Wegen einer Fehlbildung drohte Jacob zu ersticken. Einen Tag nach seiner Geburt wagten Ärzte des Klinikums Buch den Eingriff

Mit seinem ersten Atemzug begann Jacobs Leidensweg. Der Junge kam mit einer lebensgefährlichen Fehlbildung zur Welt: einem handtellergroßen Loch in seinem Zwerchfell, das normalerweise Brust- und Bauchraum voneinander trennt. Durch diese Lücke waren die meisten Organe aus dem Bauch, wie Magen, Milz, Dünn- und Dickdarm, in den Brustkorb gewandert. Und dort pressten sie die Lunge auf einen knapp kirschgroßen Rest zusammen. Nur durch eine in diesem Fall noch nie zuvor in Deutschland angewandte Operationsmethode retteten Mediziner des Helios-Klinikums in Buch vor wenigen Tagen das Leben des gerade erst 27 Stunden alten Säuglings.

Mit jedem Luftholen wurde die Lage für den Jungen dramatischer, denn der Unterdruck in der Lunge sog die anderen Organe noch näher heran. „Das Kind drohte zu ersticken“, sagt Klaus Schaarschmidt, Kinderchirurg am Helios-Klinikum. Zwei Stunden nach seiner Geburt in einem Krankenhaus, das über keinen eigenen Kinderchirurgen verfügte, kam Jacob nach Buch. „Er war ganz grau und blass“, sagt Schaarschmidt. Und wahrscheinlich empfand der Säugling massive Todesängste und Schmerzen. „Wir brauchten fast einen Tag, um ihn für die Operation zu stabilisieren.“

Schaarschmidt ist Spezialist für die so genannte Schlüsselloch-Chirurgie. Dabei operieren die Chirurgen mit Spezialwerkzeugen, die auf langen Stiften sitzen und über winzige Einschnitte in den Körper eingeführt werden. Der Arzt sieht sein Operationsfeld nur über einen Bildschirm. Die Bilder dazu liefert eine Kamera, die ebenfalls im Körper platziert wird. So ist die Operationswunde wesentlich kleiner, als bei herkömmlichen Eingriffen – und die Belastung für den Patienten geringer. Gerade für Babys wäre dies also ein kaum zu überschätzender Vorteil. Doch bei so winzigen Patienten, wie einem Neugeborenen, gibt es für diesen Weg bisher nur wenig Erfahrungen. Trotzdem wagten der Kinderchirurg und sein Anästhesist Jochen Strauß diese Operation. „Ich fragte mich, ob ich mir das auch bei meinem eigenen Kind zutrauen würde“, sagt Schaarschmidt. Er meinte ja und begann.

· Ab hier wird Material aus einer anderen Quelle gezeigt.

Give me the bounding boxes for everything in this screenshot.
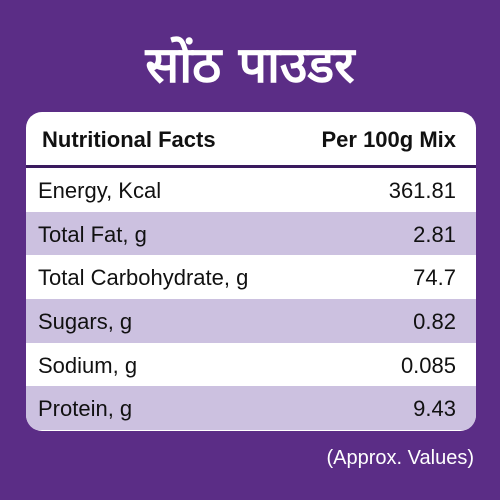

Behutsam bliesen die Operateure Kohlensäuregas in den Brustkorb des narkotisierten Jacob. Der Überdruck in der Brust drückte die Organe wieder in den Bauch zurück. Anschließend vernähten die Mediziner das Zwerchfell und entfalteten die Lungen des Kindes. Der Eingriff dauerte 65 Minuten.

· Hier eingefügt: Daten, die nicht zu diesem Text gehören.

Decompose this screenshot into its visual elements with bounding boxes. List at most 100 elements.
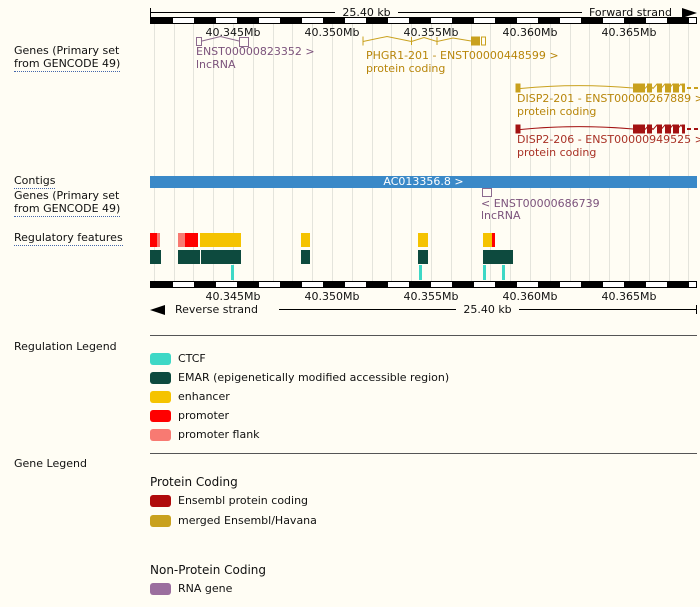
gene-label-id[interactable]: DISP2-206 - ENST00000949525 > (517, 133, 700, 146)
gene-label-id[interactable]: PHGR1-201 - ENST00000448599 > (366, 49, 559, 62)
emar-swatch (150, 371, 171, 384)
track-label-line: Contigs (14, 174, 56, 189)
gene-track-canvas (196, 35, 699, 197)
track-label-genes-reverse[interactable]: Genes (Primary set from GENCODE 49) (14, 189, 121, 217)
regfeat-emar[interactable] (418, 250, 428, 264)
gene-legend-heading-nonprotein: Non-Protein Coding (150, 563, 267, 577)
tick-label: 40.355Mb (403, 290, 459, 303)
gridline (688, 24, 690, 281)
legend-label: EMAR (epigenetically modified accessible… (178, 371, 450, 384)
gene-label-biotype: lncRNA (481, 209, 521, 222)
top-tick-labels: 40.345Mb 40.350Mb 40.355Mb 40.360Mb 40.3… (0, 26, 700, 39)
regfeat-enhancer[interactable] (301, 233, 310, 247)
top-scale-bar (150, 17, 697, 24)
tick-label: 40.360Mb (502, 26, 558, 39)
legend-item-ctcf: CTCF (150, 352, 206, 365)
gridline (589, 24, 591, 281)
track-label-regulatory[interactable]: Regulatory features (14, 231, 123, 246)
ruler-line (397, 12, 582, 13)
legend-divider (150, 453, 697, 454)
track-label-genes-forward[interactable]: Genes (Primary set from GENCODE 49) (14, 44, 121, 72)
gene-label-id[interactable]: < ENST00000686739 (481, 197, 600, 210)
tick-label: 40.360Mb (502, 290, 558, 303)
bottom-ruler: Reverse strand 25.40 kb (150, 303, 698, 316)
gridline (213, 24, 215, 281)
bottom-scale-bar (150, 281, 697, 288)
gridline (510, 24, 512, 281)
enhancer-swatch (150, 390, 171, 403)
gridline (272, 24, 274, 281)
ruler-line (278, 309, 457, 310)
gridline (450, 24, 452, 281)
regfeat-promoter-flank[interactable] (178, 233, 185, 247)
legend-label: promoter flank (178, 428, 260, 441)
gridline (351, 24, 353, 281)
gene-label-id[interactable]: ENST00000823352 > (196, 45, 315, 58)
gridline (648, 24, 650, 281)
regfeat-promoter[interactable] (185, 233, 198, 247)
tick-label: 40.350Mb (304, 26, 360, 39)
regfeat-emar[interactable] (483, 250, 513, 264)
legend-item-promoter-flank: promoter flank (150, 428, 260, 441)
regfeat-promoter[interactable] (492, 233, 495, 247)
tick-label: 40.365Mb (601, 290, 657, 303)
gridline (252, 24, 254, 281)
regfeat-emar[interactable] (201, 250, 241, 264)
regfeat-ctcf[interactable] (502, 265, 505, 280)
regfeat-ctcf[interactable] (419, 265, 422, 280)
scale-length-label: 25.40 kb (463, 303, 512, 316)
ruler-left-tick (150, 8, 151, 17)
track-label-line: Regulatory features (14, 231, 123, 246)
track-label-line: from GENCODE 49) (14, 202, 121, 217)
gene-DISP2-206[interactable] (515, 124, 699, 134)
legend-label: enhancer (178, 390, 230, 403)
regfeat-enhancer[interactable] (483, 233, 492, 247)
forward-strand-label: Forward strand (589, 6, 672, 19)
legend-item-rna-gene: RNA gene (150, 582, 232, 595)
gridline (609, 24, 611, 281)
regfeat-enhancer[interactable] (200, 233, 241, 247)
gridline (629, 24, 630, 281)
scale-length-label: 25.40 kb (342, 6, 391, 19)
regfeat-enhancer[interactable] (418, 233, 428, 247)
legend-item-emar: EMAR (epigenetically modified accessible… (150, 371, 449, 384)
gridline (668, 24, 670, 281)
regfeat-ctcf[interactable] (231, 265, 234, 280)
gene-ENST00000686739[interactable] (482, 188, 492, 197)
track-label-contigs[interactable]: Contigs (14, 174, 56, 189)
gene-ENST00000823352[interactable] (196, 35, 249, 47)
regfeat-emar[interactable] (150, 250, 161, 264)
gene-label-biotype: protein coding (366, 62, 446, 75)
tick-label: 40.365Mb (601, 26, 657, 39)
gridline (153, 24, 155, 281)
gene-PHGR1-201[interactable] (362, 35, 486, 46)
regfeat-emar[interactable] (178, 250, 200, 264)
legend-label: Ensembl protein coding (178, 494, 309, 507)
ruler-line (518, 309, 697, 310)
ruler-line (151, 12, 336, 13)
gridline (371, 24, 373, 281)
contig-name: AC013356.8 > (383, 175, 464, 188)
promoter-swatch (150, 409, 171, 422)
gridline (312, 24, 314, 281)
gene-legend-heading-protein: Protein Coding (150, 475, 238, 489)
contig-bar[interactable]: AC013356.8 > (150, 176, 697, 188)
legend-item-ensembl-protein-coding: Ensembl protein coding (150, 494, 308, 507)
gridline (411, 24, 413, 281)
regfeat-promoter[interactable] (150, 233, 157, 247)
legend-label: CTCF (178, 352, 206, 365)
gridline (549, 24, 551, 281)
gene-label-id[interactable]: DISP2-201 - ENST00000267889 > (517, 92, 700, 105)
regfeat-ctcf[interactable] (483, 265, 486, 280)
gene-DISP2-201[interactable] (515, 83, 699, 93)
gridline (332, 24, 333, 281)
tick-label: 40.345Mb (205, 26, 261, 39)
reverse-strand-arrow-icon (150, 304, 165, 315)
gridline (391, 24, 393, 281)
regfeat-emar[interactable] (301, 250, 310, 264)
track-label-line: from GENCODE 49) (14, 57, 121, 72)
rna-gene-swatch (150, 582, 171, 595)
legend-label: promoter (178, 409, 230, 422)
regfeat-promoter-flank[interactable] (157, 233, 160, 247)
gridline (569, 24, 571, 281)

Zum ersten Mal sei es in Deutschland gelungen, bei einem Neugeborenen das Zwerchfell ohne einen großen Bauch- oder Brustschnitt zu vernähen, sagt Schaarschmidt. Und das werde sicher Schule machen, auch wenn diese Fehlbildung selten ist. Sie komme einmal auf 5000 Geburten vor, in Berlin also jährlich rund sechs Mal.

Nur die drei kleinen Einstiche auf Jacobs Oberkörper zeugen von dem lebensrettenden Eingriff. Die künstliche Beatmung für den Jungen konnte schon nach zwei Tagen beendet werden. „Nach vier Tagen stillte ihn seine 33-jährige Mutter das erste Mal.“ Für den Arzt ein wichtiger Beweis, dass alles geklappt hat. „Das Saugen ist ein Härtetest für das Zwerchfell.“

Schaarschmidt kann seine Begeisterung kaum zügeln: „So einen durchschlagenden Erfolg habe ich nicht erwartet.“ Nach einer Woche konnte Jacob die Intensivstation am Donnerstag verlassen.